Lu Changsheng berhenti, hatinya dipenuhi kegembiraan. Dantiannya kini meluap oleh gelombang Energi Spiritual yang agung—setara dengan tiba-tiba memperoleh sepuluh tahun kultivasi!
Dantian Lu Changsheng hampir penuh, siap membuka Istana Dao dan melangkah ke Alam Istana Dao.
“Murid berterima kasih kepada Guru atas inisiasi penyaluran kekuatan.”
Lin Qingzhi masih dipenuhi rasa syukur. Dalam pandangannya, setiap kali Lu Changsheng selalu mengorbankan kultivasinya sendiri demi membantunya meningkat.
“Setelah kembali, selain memurnikan Energi Spiritual, kamu harus terus melatih Teknik Taxuan. Setelah Teknik Taxuan disempurnakan, gurumu akan mengajarkan teknik kultivasi yang lebih mendalam lagi.”
Teknik Taiqing Wuji adalah teknik tingkat Langit. Dengan alam Lin Qingzhi saat ini, ia belum mampu memahaminya; mengajarkannya sekarang juga tidak akan menghasilkan hadiah pengajaran.
“Murid akan mengingatnya.”
“Ini adalah artefak spiritual tingkat atas bernama Pedang Abyss Hijau. Gurumu menganugerahkannya kepadamu sebagai perlindungan. Ini akan menjadi Pedang Terbang pertamamu. Dengan alammu saat ini, mengaktifkan artefak spiritual tingkat atas sudah merupakan batas.”
Dengan satu pikiran dari Lu Changsheng, sebuah pedang berharga terbang keluar dari kediaman gua, terbungkus sarung kayu hijau kuno.
“Terima kasih, Guru.”
Lin Qingzhi sudah hampir mati rasa.
Gurunya tidak pernah menyembunyikan apa pun darinya—bukan hanya memberikan inisiasi penyaluran kekuatan, tetapi juga terus-menerus menghadiahkan berbagai harta.
Bahkan jika ia menolak kebaikan gurunya, ia justru akan dimarahi.
Apakah semua ini hanya mimpi?
“Dalam empat tahun, kamu akan menghadapi sebuah ujian hidup dan mati. Kamu harus berlatih dengan sungguh-sungguh untuk melewatinya.”
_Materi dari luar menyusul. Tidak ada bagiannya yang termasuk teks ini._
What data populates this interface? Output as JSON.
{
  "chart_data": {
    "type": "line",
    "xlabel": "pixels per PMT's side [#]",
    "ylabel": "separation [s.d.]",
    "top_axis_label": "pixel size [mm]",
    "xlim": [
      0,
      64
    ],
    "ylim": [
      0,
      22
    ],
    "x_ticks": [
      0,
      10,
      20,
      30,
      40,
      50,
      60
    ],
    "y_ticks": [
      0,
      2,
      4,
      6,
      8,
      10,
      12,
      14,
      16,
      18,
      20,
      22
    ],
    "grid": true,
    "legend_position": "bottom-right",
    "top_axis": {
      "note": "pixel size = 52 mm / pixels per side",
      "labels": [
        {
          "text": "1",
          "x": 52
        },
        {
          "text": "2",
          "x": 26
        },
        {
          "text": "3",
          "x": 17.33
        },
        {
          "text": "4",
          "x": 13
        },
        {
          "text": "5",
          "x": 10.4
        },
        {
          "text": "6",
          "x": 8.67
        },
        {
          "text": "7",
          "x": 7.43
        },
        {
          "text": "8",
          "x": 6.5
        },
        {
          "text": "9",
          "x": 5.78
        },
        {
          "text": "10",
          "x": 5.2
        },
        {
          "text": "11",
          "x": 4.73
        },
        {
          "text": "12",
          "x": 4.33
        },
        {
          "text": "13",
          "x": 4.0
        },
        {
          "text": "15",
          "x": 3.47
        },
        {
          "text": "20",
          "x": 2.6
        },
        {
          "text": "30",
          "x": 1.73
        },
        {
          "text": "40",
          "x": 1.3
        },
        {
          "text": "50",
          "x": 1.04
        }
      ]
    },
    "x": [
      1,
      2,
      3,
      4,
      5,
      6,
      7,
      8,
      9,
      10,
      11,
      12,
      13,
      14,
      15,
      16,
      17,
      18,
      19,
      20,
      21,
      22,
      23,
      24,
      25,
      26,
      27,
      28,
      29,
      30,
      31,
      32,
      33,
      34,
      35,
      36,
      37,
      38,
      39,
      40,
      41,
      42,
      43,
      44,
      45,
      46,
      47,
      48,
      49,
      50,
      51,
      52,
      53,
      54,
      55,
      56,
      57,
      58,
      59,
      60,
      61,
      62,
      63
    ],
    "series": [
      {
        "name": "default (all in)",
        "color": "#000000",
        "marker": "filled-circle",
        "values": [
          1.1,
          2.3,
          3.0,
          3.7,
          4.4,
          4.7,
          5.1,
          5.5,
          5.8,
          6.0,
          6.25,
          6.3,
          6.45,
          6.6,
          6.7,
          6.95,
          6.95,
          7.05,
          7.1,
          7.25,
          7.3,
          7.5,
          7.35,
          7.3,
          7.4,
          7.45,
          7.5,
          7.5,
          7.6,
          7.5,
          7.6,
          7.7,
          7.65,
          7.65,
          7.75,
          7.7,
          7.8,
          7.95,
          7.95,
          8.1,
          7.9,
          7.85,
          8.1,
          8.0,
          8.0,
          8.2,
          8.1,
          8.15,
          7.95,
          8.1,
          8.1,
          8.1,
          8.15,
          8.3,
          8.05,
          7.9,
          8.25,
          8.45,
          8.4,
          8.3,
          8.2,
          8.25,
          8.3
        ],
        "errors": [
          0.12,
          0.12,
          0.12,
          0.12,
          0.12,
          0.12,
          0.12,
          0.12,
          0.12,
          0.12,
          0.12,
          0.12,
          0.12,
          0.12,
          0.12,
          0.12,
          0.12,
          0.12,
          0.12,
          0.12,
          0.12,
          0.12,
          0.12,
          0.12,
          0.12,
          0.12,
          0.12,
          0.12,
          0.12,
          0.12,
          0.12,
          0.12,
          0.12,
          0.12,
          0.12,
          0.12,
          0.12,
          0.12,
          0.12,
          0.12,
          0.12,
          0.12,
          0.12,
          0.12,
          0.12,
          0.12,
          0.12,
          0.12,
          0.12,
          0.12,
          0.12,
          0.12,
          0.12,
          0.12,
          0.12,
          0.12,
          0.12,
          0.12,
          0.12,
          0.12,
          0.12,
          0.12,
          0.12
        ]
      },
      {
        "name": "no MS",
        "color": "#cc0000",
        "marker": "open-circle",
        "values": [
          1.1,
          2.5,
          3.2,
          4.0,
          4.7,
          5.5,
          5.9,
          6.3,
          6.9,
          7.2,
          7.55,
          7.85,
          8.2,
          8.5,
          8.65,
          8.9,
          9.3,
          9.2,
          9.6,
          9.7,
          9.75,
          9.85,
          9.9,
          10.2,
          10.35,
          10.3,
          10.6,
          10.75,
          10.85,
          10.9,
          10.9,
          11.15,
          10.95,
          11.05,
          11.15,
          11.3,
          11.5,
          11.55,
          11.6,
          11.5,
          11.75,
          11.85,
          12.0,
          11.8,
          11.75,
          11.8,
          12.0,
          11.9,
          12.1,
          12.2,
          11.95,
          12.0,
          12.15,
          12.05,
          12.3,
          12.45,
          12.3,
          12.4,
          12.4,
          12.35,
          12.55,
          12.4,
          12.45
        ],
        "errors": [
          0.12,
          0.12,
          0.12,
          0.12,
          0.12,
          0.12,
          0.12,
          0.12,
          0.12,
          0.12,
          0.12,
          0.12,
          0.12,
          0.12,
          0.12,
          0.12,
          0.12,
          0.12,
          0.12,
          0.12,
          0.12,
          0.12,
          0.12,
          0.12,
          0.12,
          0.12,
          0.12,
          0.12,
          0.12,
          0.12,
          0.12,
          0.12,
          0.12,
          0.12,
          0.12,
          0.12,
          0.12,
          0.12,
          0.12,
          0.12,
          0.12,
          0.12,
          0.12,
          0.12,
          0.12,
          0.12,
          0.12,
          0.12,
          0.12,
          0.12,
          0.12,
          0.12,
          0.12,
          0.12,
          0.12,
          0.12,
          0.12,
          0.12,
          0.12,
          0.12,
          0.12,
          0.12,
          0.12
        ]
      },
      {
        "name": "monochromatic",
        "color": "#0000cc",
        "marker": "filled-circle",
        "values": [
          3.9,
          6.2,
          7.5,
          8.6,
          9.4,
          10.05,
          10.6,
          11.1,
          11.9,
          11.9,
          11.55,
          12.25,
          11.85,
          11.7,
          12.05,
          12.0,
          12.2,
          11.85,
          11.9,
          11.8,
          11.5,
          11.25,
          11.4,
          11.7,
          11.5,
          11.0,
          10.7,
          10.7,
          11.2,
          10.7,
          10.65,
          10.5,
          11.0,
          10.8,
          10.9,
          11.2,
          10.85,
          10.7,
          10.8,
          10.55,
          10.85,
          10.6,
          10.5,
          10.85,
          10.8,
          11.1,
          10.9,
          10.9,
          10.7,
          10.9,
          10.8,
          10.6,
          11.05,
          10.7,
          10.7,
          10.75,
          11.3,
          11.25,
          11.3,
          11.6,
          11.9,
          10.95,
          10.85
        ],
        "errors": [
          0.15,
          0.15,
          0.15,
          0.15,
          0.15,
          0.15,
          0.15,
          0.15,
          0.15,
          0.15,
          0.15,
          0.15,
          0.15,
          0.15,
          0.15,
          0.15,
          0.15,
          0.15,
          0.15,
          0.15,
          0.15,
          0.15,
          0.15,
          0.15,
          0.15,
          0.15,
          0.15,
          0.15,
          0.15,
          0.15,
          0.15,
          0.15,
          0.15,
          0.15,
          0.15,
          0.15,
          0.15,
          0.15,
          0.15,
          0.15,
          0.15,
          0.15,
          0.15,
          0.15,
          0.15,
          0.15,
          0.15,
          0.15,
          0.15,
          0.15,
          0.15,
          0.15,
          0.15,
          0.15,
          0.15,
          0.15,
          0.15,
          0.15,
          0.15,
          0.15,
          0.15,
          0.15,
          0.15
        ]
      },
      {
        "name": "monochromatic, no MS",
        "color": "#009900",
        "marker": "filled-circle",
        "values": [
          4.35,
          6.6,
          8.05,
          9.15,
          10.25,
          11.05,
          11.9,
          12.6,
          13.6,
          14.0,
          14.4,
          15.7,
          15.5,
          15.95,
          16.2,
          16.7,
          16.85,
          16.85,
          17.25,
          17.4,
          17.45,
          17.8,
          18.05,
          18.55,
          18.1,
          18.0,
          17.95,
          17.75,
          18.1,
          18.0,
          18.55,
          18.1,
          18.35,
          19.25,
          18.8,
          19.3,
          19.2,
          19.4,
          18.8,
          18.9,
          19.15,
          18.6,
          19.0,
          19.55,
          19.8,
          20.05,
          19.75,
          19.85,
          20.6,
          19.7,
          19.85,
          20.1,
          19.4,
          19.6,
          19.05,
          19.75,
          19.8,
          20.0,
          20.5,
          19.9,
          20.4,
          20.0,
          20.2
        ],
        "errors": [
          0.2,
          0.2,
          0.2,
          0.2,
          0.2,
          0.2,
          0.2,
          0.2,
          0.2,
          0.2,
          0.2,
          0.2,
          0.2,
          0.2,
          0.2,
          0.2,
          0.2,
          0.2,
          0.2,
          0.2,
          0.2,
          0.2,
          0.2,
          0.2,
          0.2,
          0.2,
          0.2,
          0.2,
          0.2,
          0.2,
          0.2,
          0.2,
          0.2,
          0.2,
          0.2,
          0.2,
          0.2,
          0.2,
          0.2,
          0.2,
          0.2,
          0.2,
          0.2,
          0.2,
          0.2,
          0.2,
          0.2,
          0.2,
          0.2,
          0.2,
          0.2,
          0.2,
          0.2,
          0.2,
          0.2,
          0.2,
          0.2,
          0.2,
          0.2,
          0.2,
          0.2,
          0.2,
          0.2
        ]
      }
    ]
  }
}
Karena telah mensimulasikan kehidupan Lin Qingzhi, Lu Changsheng telah melihat bencana yang akan datang, maka ia pun memperingatkannya.
“Ya…”
Mata Lin Qingzhi dipenuhi kekaguman saat memandang Lu Changsheng.
Gurunya bisa meramalkan masa depan, dan inisiasi penyaluran kekuatan baginya semudah makan dan minum. Mungkinkah Lu Changsheng sudah menjadi seorang Santo?
“Kamu boleh pergi dan berkultivasi sekarang.”
“Murid pamit.”
[Ding, kamu telah menghadiahkan artefak spiritual tingkat atas Pedang Abyss Hijau kepada muridmu ‘Lin Qingzhi’, dan menerima hadiah pengembalian seribu kali lipat: Harta Roh Bawaan tingkat rendah ‘Pedang Petir Kekaisaran Sembilan Langit’.]